Scroogled,Outlooked or Yahooed, your email is not secured!

       You heard it loud and clear from Microsoft’s  “scroogled” campaign against Google's policy on email privacy. But I don’t think any of you would have bought into it, since we all know there is no such thing as privacy or security when it comes to emails. Any one remembers Petraeus affair? I guess, the convenience of email makes everyone forget and sacrifice their security concerns, how else can we explain that people don’t think twice before exchanging confidential information like their tax returns, mortgage papers and pay stub. If you assume, hackers are only interested in celebrities email, you are wrong. You just don’t hear about common Joe’s email hacks in newspapers! Given the importance of emails today, it is a gold mine to hack anyone’s email and snooping on documents being exchanged. Access to email is the most critical tool needed to reset passwords on pretty much anything; bank accounts, mortgage account, eBay, Amazon, iTunes, you name it.So I don't think anyone needs to be convinced that securing your email is an utmost important task.

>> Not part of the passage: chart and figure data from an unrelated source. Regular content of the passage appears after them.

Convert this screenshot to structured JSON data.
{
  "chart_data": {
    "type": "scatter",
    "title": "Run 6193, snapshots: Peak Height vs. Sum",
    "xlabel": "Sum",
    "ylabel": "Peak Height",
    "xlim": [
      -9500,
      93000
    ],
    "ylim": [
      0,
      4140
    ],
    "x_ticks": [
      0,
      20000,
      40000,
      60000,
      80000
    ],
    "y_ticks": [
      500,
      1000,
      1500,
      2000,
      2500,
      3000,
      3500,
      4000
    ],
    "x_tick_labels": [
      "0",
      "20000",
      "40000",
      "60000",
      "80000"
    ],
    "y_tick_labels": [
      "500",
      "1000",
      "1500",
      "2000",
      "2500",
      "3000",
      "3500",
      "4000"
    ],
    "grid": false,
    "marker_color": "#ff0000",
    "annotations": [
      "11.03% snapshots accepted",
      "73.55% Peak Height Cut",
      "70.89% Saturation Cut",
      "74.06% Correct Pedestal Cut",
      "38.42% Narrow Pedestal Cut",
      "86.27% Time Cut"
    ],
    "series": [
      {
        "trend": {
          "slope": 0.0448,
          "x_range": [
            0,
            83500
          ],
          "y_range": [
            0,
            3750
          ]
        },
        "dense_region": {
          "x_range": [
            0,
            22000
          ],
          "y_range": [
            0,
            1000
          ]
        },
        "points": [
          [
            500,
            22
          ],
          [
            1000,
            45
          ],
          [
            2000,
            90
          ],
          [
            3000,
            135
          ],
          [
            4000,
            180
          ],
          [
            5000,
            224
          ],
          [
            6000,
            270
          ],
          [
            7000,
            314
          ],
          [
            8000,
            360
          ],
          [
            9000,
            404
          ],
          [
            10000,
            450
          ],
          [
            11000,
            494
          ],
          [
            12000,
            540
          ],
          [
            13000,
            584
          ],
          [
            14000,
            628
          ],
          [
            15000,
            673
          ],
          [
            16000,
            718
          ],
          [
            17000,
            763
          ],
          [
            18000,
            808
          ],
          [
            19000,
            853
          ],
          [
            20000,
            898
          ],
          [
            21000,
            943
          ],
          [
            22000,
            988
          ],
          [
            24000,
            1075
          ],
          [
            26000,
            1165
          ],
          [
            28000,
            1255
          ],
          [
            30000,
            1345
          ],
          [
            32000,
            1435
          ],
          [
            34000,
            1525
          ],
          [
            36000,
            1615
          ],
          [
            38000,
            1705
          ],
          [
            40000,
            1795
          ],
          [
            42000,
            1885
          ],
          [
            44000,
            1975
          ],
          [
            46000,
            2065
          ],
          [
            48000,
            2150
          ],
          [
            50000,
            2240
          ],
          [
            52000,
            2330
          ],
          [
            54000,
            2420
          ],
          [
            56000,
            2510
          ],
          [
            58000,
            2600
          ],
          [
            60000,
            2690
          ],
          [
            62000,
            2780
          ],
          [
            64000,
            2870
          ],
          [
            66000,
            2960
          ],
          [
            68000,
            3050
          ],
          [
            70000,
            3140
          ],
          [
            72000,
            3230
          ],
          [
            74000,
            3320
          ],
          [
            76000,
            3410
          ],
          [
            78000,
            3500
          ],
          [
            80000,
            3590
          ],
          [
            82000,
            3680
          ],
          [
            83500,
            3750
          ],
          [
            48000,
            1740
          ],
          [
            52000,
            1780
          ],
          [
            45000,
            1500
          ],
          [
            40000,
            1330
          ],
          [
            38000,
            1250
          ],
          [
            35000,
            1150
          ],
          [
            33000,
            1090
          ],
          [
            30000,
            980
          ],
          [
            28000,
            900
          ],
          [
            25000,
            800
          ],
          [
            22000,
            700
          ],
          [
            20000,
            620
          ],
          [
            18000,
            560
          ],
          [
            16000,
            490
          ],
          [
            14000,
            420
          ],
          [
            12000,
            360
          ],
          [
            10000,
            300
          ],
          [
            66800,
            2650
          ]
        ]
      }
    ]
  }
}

       Email being such an important tool, why is it so hard to make it secured and protected? No one wants others to read their emails, celebrity or not. But the problem is, if your email service provider is in the business of reading your mails to sell advertisements, sell your data to vendors and feeding the government surveillance system, why would they make it easier to keep your data away from their reach! So there is no easy button out there. But we can’t give up and go back to Pigeon Post, well even then you would have to encrypt your messages!

General tips to keep your email account safe.

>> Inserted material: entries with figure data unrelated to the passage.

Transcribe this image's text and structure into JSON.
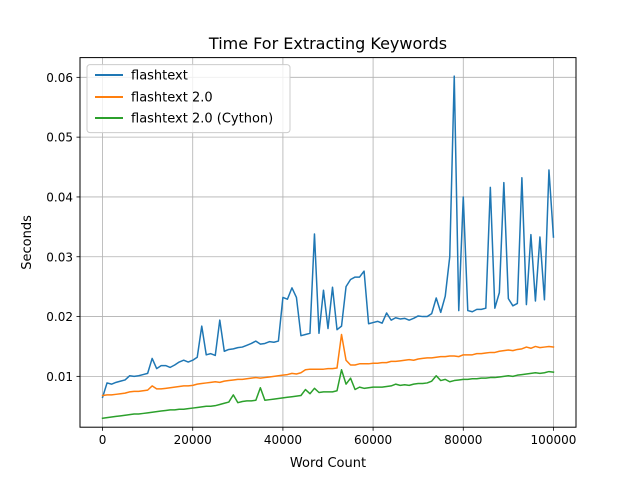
{
  "chart_data": {
    "type": "line",
    "title": "Time For Extracting Keywords",
    "xlabel": "Word Count",
    "ylabel": "Seconds",
    "xlim": [
      -5000,
      105000
    ],
    "ylim": [
      0.0015,
      0.0633
    ],
    "xticks": [
      0,
      20000,
      40000,
      60000,
      80000,
      100000
    ],
    "xtick_labels": [
      "0",
      "20000",
      "40000",
      "60000",
      "80000",
      "100000"
    ],
    "yticks": [
      0.01,
      0.02,
      0.03,
      0.04,
      0.05,
      0.06
    ],
    "ytick_labels": [
      "0.01",
      "0.02",
      "0.03",
      "0.04",
      "0.05",
      "0.06"
    ],
    "grid": true,
    "legend_position": "top-left",
    "x": [
      0,
      1000,
      2000,
      3000,
      4000,
      5000,
      6000,
      7000,
      8000,
      9000,
      10000,
      11000,
      12000,
      13000,
      14000,
      15000,
      16000,
      17000,
      18000,
      19000,
      20000,
      21000,
      22000,
      23000,
      24000,
      25000,
      26000,
      27000,
      28000,
      29000,
      30000,
      31000,
      32000,
      33000,
      34000,
      35000,
      36000,
      37000,
      38000,
      39000,
      40000,
      41000,
      42000,
      43000,
      44000,
      45000,
      46000,
      47000,
      48000,
      49000,
      50000,
      51000,
      52000,
      53000,
      54000,
      55000,
      56000,
      57000,
      58000,
      59000,
      60000,
      61000,
      62000,
      63000,
      64000,
      65000,
      66000,
      67000,
      68000,
      69000,
      70000,
      71000,
      72000,
      73000,
      74000,
      75000,
      76000,
      77000,
      78000,
      79000,
      80000,
      81000,
      82000,
      83000,
      84000,
      85000,
      86000,
      87000,
      88000,
      89000,
      90000,
      91000,
      92000,
      93000,
      94000,
      95000,
      96000,
      97000,
      98000,
      99000,
      100000
    ],
    "series": [
      {
        "name": "flashtext",
        "color": "#1f77b4",
        "values": [
          0.0065,
          0.0089,
          0.0087,
          0.009,
          0.0092,
          0.0094,
          0.0101,
          0.01,
          0.0101,
          0.0103,
          0.0105,
          0.013,
          0.0113,
          0.0118,
          0.0118,
          0.0115,
          0.0119,
          0.0124,
          0.0127,
          0.0124,
          0.0127,
          0.0132,
          0.0184,
          0.0136,
          0.0138,
          0.0135,
          0.0194,
          0.0142,
          0.0145,
          0.0146,
          0.0148,
          0.0149,
          0.0152,
          0.0155,
          0.0159,
          0.0154,
          0.0155,
          0.0158,
          0.0157,
          0.0159,
          0.0232,
          0.0229,
          0.0248,
          0.0232,
          0.0168,
          0.017,
          0.0172,
          0.0338,
          0.0172,
          0.0244,
          0.018,
          0.0249,
          0.0178,
          0.0184,
          0.025,
          0.0262,
          0.0266,
          0.0266,
          0.0276,
          0.0188,
          0.019,
          0.0192,
          0.0189,
          0.0206,
          0.0194,
          0.0198,
          0.0196,
          0.0197,
          0.0194,
          0.0197,
          0.0201,
          0.02,
          0.02,
          0.0205,
          0.0231,
          0.0207,
          0.0234,
          0.03,
          0.0602,
          0.021,
          0.04,
          0.021,
          0.0208,
          0.0212,
          0.0212,
          0.0214,
          0.0416,
          0.0214,
          0.024,
          0.0424,
          0.023,
          0.0218,
          0.0222,
          0.0432,
          0.022,
          0.0337,
          0.0226,
          0.0333,
          0.0228,
          0.0445,
          0.0333
        ]
      },
      {
        "name": "flashtext 2.0",
        "color": "#ff7f0e",
        "values": [
          0.0068,
          0.0069,
          0.0069,
          0.007,
          0.0071,
          0.0072,
          0.0074,
          0.0075,
          0.0075,
          0.0076,
          0.0077,
          0.0084,
          0.0079,
          0.0079,
          0.008,
          0.0081,
          0.0082,
          0.0083,
          0.0084,
          0.0084,
          0.0085,
          0.0087,
          0.0088,
          0.0089,
          0.009,
          0.0091,
          0.009,
          0.0092,
          0.0093,
          0.0094,
          0.0095,
          0.0095,
          0.0096,
          0.0097,
          0.0098,
          0.0097,
          0.0098,
          0.0099,
          0.01,
          0.0101,
          0.0102,
          0.0103,
          0.0105,
          0.0104,
          0.0106,
          0.0111,
          0.0112,
          0.0112,
          0.0112,
          0.0112,
          0.0113,
          0.0113,
          0.0114,
          0.017,
          0.0127,
          0.0119,
          0.0119,
          0.0121,
          0.0121,
          0.0121,
          0.0122,
          0.0122,
          0.0123,
          0.0123,
          0.0125,
          0.0125,
          0.0126,
          0.0127,
          0.0128,
          0.0127,
          0.0129,
          0.013,
          0.0131,
          0.0131,
          0.0132,
          0.0133,
          0.0133,
          0.0134,
          0.0134,
          0.0133,
          0.0136,
          0.0136,
          0.0136,
          0.0138,
          0.0138,
          0.0139,
          0.014,
          0.014,
          0.0142,
          0.0143,
          0.0144,
          0.0143,
          0.0145,
          0.0146,
          0.0149,
          0.0147,
          0.015,
          0.0148,
          0.0149,
          0.015,
          0.0149
        ]
      },
      {
        "name": "flashtext 2.0 (Cython)",
        "color": "#2ca02c",
        "values": [
          0.003,
          0.0031,
          0.0032,
          0.0033,
          0.0034,
          0.0035,
          0.0036,
          0.0037,
          0.0037,
          0.0038,
          0.0039,
          0.004,
          0.0041,
          0.0042,
          0.0043,
          0.0044,
          0.0044,
          0.0045,
          0.0045,
          0.0046,
          0.0047,
          0.0048,
          0.0049,
          0.005,
          0.005,
          0.0051,
          0.0053,
          0.0055,
          0.0057,
          0.0069,
          0.0056,
          0.0058,
          0.0059,
          0.0059,
          0.006,
          0.0081,
          0.006,
          0.0061,
          0.0062,
          0.0063,
          0.0064,
          0.0065,
          0.0066,
          0.0067,
          0.0068,
          0.0078,
          0.0071,
          0.008,
          0.0073,
          0.0074,
          0.0074,
          0.0074,
          0.0076,
          0.0111,
          0.0087,
          0.0097,
          0.0078,
          0.0082,
          0.008,
          0.0081,
          0.0082,
          0.0082,
          0.0082,
          0.0083,
          0.0084,
          0.0087,
          0.0085,
          0.0086,
          0.0085,
          0.0087,
          0.0088,
          0.0088,
          0.0089,
          0.0092,
          0.0101,
          0.0093,
          0.0095,
          0.0091,
          0.0093,
          0.0094,
          0.0095,
          0.0095,
          0.0096,
          0.0096,
          0.0097,
          0.0097,
          0.0098,
          0.0098,
          0.0099,
          0.01,
          0.0101,
          0.01,
          0.0102,
          0.0103,
          0.0104,
          0.0105,
          0.0106,
          0.0105,
          0.0106,
          0.0108,
          0.0107
        ]
      }
    ]
  }
}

•  Always use a complex and long passwords for your email accounts and make sure you don’t store them on your PC.

·    Make sure your alternate email id, which is used for password reset is also secured with strong passwords
·    Use email service with minimum two factor authentication. I know gmail supports two factor authentications, but most other providers don’t. Never understood, why it takes so long for yahoo and Microsoft to implement it.
·    Make sure you are using HTTPS to access your mails when using browser

Content Encryption

       None of the above is going to make your email content safe, it only protects your email account and assures your message safety when it’s in transit. But it is not going to stop Google or Yahoo snooping on your email. Let’s see what we can do about.

1) Simple encryption

Encrypt your content and attachment using 7-zip with a strong password. 7-zip being a commonly used free application, it should not be hard to use it on the receiving side. Make sure you don’t store the password in your computer or don’t sent the password by email.

There are handfuls of other good tools that you can explore like Encrypt Files, which will encrypt the whole folder, dsCrypt allows you to drag and drop files to be encrypted are come of them. Whatever tool you use, make sure it is available on all platform and devices, including the mobile.

2) Use Pretty Good Privacy (PGP) certificates

This is basically certificate based content encryption, very similar to SSL site certificates. You generate two certs public one and a private one; give out the public cert to anyone who wants email to you so that he/she can encrypt the content with it. Once you receive, only you would be able to decrypt with your private key.

       OpenPGP is a free open source tool that lets you do it, for more information on how to use PGP encryption, there is a good article on Life Hacker.

Secured Email Providers

       There are lots of new players in this space now, offering you a secured service, some of them are free and others may charge a few dollars a month;HushMail, 4SecureMail and Swiss Mail are some of them.Typically the email recipient will be taken to a website to answer the secret questions and the content is decrypted upon successful answers.

       If you need security and privacy on your emails, you would have to sacrifice the convenience for sure. I am not sure whether you would be able to convince everyone communicating with you to follow the process. But my advice is, if you ever have to email anything sensitive, tax doc, medical records or SSN, never send them in plain text.